By Claire Tucker Tuesday, May 13, 2014

On March 27 2014 the National Assembly and the National Council of Provinces approved the Mineral and Petroleum Resources Development Amendment Bill 2013. The bill will be sent to the president to sign. Once the bill is signed, its commencement date will be published in the Government Gazette.

This update discusses some of the key changes introduced by the bill that affect the mining sector and commercial mining companies and transactions. It does not deal with the changes introduced by the bill with respect to the petroleum sector. Transfer of mining or prospecting rights and consent for change of control Currently, listed mining companies that are in the chain of control of mining rights holders are exempt from the need to obtain ministerial consent if the listed company undergoes a change in control.
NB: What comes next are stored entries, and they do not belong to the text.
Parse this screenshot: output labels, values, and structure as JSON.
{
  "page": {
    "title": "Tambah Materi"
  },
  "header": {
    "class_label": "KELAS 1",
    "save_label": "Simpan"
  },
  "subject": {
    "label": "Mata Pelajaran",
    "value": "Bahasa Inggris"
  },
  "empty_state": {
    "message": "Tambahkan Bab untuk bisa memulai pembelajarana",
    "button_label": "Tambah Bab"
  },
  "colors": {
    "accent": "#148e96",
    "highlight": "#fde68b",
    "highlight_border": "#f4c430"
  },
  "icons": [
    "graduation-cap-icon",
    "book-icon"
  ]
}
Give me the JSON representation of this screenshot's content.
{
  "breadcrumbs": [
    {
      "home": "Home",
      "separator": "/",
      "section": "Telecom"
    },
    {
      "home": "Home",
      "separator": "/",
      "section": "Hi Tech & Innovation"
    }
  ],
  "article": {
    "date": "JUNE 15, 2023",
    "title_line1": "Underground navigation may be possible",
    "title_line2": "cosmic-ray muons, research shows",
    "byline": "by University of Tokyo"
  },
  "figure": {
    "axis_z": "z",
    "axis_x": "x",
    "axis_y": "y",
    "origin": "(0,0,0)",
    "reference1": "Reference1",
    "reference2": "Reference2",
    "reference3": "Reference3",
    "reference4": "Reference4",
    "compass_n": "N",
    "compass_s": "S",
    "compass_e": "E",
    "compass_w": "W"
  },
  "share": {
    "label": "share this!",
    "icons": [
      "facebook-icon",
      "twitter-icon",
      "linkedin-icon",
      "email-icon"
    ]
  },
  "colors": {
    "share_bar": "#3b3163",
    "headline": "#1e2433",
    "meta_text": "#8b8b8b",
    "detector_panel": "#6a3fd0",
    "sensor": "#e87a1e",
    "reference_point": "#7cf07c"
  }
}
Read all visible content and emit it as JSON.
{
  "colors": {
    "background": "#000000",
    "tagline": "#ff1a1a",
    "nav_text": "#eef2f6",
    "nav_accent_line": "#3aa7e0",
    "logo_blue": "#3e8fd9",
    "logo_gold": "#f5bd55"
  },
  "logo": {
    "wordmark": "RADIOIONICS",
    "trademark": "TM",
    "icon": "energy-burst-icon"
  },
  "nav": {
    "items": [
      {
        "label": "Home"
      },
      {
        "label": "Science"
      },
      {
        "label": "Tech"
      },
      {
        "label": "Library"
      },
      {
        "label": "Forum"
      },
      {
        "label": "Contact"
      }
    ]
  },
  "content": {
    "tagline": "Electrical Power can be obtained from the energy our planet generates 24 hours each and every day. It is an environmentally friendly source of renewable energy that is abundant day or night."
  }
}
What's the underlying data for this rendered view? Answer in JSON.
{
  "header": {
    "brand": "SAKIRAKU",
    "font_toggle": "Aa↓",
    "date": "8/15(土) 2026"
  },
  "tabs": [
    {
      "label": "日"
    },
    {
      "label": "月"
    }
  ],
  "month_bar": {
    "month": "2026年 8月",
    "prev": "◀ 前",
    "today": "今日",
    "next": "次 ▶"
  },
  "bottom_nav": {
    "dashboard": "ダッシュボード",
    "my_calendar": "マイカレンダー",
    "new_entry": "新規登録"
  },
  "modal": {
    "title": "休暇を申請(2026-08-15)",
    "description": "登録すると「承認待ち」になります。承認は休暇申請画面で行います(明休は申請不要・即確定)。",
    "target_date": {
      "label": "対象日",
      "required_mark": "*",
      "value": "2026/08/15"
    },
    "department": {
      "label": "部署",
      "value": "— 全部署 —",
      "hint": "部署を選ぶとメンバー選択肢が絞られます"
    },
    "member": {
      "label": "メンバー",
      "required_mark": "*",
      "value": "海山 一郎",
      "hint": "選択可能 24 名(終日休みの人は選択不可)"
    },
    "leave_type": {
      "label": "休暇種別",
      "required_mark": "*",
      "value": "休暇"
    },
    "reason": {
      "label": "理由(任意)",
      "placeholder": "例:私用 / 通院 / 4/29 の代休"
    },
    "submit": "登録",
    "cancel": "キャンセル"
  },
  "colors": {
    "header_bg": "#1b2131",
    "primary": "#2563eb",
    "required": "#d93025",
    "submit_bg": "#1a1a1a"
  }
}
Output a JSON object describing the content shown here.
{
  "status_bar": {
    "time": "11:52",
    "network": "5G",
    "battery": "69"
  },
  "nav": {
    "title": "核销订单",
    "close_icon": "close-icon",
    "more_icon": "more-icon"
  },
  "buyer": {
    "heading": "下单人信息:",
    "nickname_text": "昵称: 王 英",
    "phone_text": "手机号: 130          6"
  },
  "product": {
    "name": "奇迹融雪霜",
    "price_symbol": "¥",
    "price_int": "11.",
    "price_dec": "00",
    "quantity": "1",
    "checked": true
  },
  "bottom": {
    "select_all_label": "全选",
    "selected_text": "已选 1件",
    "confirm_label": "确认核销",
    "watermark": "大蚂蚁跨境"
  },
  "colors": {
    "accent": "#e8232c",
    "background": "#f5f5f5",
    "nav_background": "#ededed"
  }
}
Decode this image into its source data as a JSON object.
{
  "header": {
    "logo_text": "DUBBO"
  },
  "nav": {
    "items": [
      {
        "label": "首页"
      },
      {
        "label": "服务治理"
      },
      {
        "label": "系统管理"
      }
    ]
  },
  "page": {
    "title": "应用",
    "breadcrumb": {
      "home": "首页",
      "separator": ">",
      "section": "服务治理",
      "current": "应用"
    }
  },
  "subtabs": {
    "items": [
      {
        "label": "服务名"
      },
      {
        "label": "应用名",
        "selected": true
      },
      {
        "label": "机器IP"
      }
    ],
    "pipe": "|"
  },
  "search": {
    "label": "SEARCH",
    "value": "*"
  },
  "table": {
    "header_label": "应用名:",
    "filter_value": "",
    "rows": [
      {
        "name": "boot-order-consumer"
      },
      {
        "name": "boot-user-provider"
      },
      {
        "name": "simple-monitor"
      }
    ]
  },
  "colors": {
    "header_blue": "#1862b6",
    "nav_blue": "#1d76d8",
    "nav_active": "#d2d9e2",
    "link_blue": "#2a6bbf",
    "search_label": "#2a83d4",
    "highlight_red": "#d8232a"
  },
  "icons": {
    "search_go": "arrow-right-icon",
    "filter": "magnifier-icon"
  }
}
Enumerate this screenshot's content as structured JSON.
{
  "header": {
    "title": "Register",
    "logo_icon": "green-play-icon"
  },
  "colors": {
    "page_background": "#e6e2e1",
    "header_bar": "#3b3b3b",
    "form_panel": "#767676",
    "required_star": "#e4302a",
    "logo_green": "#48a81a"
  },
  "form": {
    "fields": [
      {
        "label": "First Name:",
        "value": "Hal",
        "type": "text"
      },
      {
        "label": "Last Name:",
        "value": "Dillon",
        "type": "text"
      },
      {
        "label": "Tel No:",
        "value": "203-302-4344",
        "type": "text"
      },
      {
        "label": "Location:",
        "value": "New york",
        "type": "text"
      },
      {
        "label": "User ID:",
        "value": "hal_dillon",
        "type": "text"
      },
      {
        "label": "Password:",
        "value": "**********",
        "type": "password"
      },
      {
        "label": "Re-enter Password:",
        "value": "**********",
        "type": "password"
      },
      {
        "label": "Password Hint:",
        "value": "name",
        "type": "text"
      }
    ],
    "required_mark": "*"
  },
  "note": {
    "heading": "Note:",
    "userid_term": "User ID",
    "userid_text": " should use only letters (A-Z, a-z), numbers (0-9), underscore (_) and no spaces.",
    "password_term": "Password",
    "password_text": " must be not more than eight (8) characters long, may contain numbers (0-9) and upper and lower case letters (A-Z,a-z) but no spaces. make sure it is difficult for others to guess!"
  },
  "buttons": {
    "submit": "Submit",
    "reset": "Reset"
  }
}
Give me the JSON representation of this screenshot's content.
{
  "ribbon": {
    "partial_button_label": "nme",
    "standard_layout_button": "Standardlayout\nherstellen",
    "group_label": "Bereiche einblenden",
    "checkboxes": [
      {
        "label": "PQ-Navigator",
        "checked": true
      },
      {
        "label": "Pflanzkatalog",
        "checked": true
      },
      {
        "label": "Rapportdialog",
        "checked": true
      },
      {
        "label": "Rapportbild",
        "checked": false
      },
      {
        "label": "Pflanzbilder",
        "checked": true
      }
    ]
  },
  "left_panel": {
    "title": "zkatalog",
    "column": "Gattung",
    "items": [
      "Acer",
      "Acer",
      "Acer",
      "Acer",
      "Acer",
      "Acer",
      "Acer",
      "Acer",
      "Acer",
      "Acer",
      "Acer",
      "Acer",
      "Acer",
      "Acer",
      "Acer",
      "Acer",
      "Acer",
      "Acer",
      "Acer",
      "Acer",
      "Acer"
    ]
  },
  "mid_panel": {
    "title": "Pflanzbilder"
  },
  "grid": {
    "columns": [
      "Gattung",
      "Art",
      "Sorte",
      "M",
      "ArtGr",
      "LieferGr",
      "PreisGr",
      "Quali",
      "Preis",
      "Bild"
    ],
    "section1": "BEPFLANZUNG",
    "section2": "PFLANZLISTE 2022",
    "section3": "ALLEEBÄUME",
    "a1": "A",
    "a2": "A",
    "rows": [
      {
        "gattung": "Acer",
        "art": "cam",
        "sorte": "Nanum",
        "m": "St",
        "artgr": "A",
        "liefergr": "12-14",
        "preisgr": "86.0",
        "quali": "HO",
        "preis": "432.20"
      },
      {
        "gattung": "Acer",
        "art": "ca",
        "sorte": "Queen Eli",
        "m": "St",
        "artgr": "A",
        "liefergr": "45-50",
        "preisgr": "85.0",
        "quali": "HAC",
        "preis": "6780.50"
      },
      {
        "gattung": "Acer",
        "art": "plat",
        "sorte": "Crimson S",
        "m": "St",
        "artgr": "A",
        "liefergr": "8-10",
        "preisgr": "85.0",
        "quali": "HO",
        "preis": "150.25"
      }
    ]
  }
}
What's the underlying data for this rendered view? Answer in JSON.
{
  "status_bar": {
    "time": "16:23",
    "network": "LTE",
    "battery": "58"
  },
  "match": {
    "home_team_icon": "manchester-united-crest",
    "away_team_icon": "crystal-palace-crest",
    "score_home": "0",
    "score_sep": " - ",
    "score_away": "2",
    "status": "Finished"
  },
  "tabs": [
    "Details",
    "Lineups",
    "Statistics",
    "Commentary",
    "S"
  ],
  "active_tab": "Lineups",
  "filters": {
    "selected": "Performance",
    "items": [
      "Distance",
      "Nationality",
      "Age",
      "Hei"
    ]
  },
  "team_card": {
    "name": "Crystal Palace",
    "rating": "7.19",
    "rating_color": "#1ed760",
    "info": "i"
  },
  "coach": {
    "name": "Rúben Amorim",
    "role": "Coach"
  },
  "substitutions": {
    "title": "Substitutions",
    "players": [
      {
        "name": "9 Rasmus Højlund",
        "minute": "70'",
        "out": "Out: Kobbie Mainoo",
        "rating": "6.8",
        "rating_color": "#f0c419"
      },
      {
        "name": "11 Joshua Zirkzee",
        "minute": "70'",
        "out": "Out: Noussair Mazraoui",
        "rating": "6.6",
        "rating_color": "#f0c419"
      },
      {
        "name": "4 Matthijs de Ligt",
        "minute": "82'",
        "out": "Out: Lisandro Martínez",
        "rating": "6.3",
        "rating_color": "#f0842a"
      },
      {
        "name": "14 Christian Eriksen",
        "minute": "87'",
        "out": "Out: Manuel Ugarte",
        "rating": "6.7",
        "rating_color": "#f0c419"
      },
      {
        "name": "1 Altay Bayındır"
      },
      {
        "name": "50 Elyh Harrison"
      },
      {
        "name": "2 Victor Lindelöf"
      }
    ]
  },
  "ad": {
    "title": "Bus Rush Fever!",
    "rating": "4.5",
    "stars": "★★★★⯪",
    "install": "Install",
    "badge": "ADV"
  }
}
However, the bill will require listed mining companies to obtain ministerial consent if there is a change in control. In addition, non-listed companies that hold mining rights or are in the chain of control of such rights holders currently require ministerial consent only when they go through a change of control. However, the bill will require ministerial consent for any change in the shareholding of non-listed companies.

The bill has inserted a narrow definition of 'controlling interest':

  • in relation to a company, the majority of the voting rights attached to all classes of shares in the company; or
  • in relation to any business other than a company, any interest which enables the rights holder to exercise directly or indirectly any control whatsoever over the activities or assets of the business. As such, only a 51% change seems to be covered for listed companies.

There is still an outstanding question as to whether the bill, in the case of both listed and non-listed companies, intends to limit the Section 11 consent requirement to direct holders of mining rights, and not to regulate an indirect change in shareholding. Given the serious impact of not obtaining consent where it is required, it is premature to advocate anything other than a conservative approach, pending further clarification of this matter from the Department of Mineral Resources.

In this regard, transactions that are completed contrary to Section 11 will be void in terms of Section 11(5) of the Mineral and Petroleum Resources Development Act (28/2002, as amended) and also place the prospecting or mining right at risk of being cancelled or suspended by the minister.